I do not have the mathematical expertise to calculate this change. Fortunately, Robert Benson has considerably more expertise in this area. Here is his conclusion: “If the high-5 change is adopted, it appears most retiring employees will see a reduction in their annuity, compared to the current high-3 calculation. The reduction is likely to be at least 2% and possibly as much as 5%.” (See High Five vs. High Three: Is There a Difference In Your Retirement Annuity?)
Impact On Your Federal Pay
The commission recommended a three-year pay freeze. Our best guess (and it is a guess), is that this would mean a one-year extension of the existing two-year pay freeze and not a brand new three-year freeze.

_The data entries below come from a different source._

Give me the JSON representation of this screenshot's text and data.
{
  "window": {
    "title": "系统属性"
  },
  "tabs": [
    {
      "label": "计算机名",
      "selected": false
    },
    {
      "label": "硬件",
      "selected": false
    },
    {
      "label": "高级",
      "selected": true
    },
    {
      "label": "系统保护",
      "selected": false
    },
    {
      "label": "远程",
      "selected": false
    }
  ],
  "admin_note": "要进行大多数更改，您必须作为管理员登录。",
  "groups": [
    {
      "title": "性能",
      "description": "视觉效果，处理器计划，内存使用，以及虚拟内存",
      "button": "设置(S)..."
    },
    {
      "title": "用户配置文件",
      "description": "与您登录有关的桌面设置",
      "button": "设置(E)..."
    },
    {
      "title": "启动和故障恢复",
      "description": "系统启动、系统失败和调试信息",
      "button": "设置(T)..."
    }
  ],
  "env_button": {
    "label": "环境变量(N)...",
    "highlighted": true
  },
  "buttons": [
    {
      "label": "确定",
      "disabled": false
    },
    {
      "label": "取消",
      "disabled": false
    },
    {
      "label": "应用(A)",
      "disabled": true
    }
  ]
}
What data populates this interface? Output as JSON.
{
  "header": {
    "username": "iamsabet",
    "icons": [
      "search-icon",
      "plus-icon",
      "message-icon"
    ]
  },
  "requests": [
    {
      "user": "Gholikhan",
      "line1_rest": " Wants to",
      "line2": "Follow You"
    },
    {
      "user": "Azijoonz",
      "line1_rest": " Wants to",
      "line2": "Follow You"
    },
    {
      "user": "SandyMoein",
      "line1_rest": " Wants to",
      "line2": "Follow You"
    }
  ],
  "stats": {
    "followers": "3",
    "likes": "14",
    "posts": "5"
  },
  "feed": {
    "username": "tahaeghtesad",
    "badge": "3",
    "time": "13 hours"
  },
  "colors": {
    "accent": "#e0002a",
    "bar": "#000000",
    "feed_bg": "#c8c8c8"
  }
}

While I lack the math skills to calculate the impact on federal retirement, I do not claim the expertise to calculate the impact of a three-year pay freeze on our readers either. Fortunately, John Grobe, who is an outstanding trainer on the federal retirement system, does not lack these skills.
Here is John’s analysis on this issue: “If an employee were making $100,000 at the beginning of the “freeze period,” they would still be receiving $100,000 at the end of three years. If they had received pay increases of 1.5% per year, they would have made $101,150 at the end of one year, $103,022 at the end of two years, and $104,567 at the end of three years.
Assuming that some type of pay increases resume/continue after three years, the gap of $4,567 would slowly increase as pay increases are applied. For example, if a 1.5% pay increase were granted in the fourth year, the “frozen” employee would receive $101,150 (an increase of $1,150) in year four and the “unfrozen” employee would receive $106,135 (an increase of $1,568).”
John has also made several observations about the combined impact of a pay freeze and changes to the federal retirement system. Be sure to read his article: The Financial Impact of a Salary Freeze or Retirement Computation Change On Your Future Income.
As noted above, the new report says their recommendations are “consistent with” the recommendations of the deficit commission so their recommendations are not identical – we just don’t know where the differences are. As the debt debate advances, and the latest recommendations are released in more detail, we will endeavor to keep our readers advised on the changes.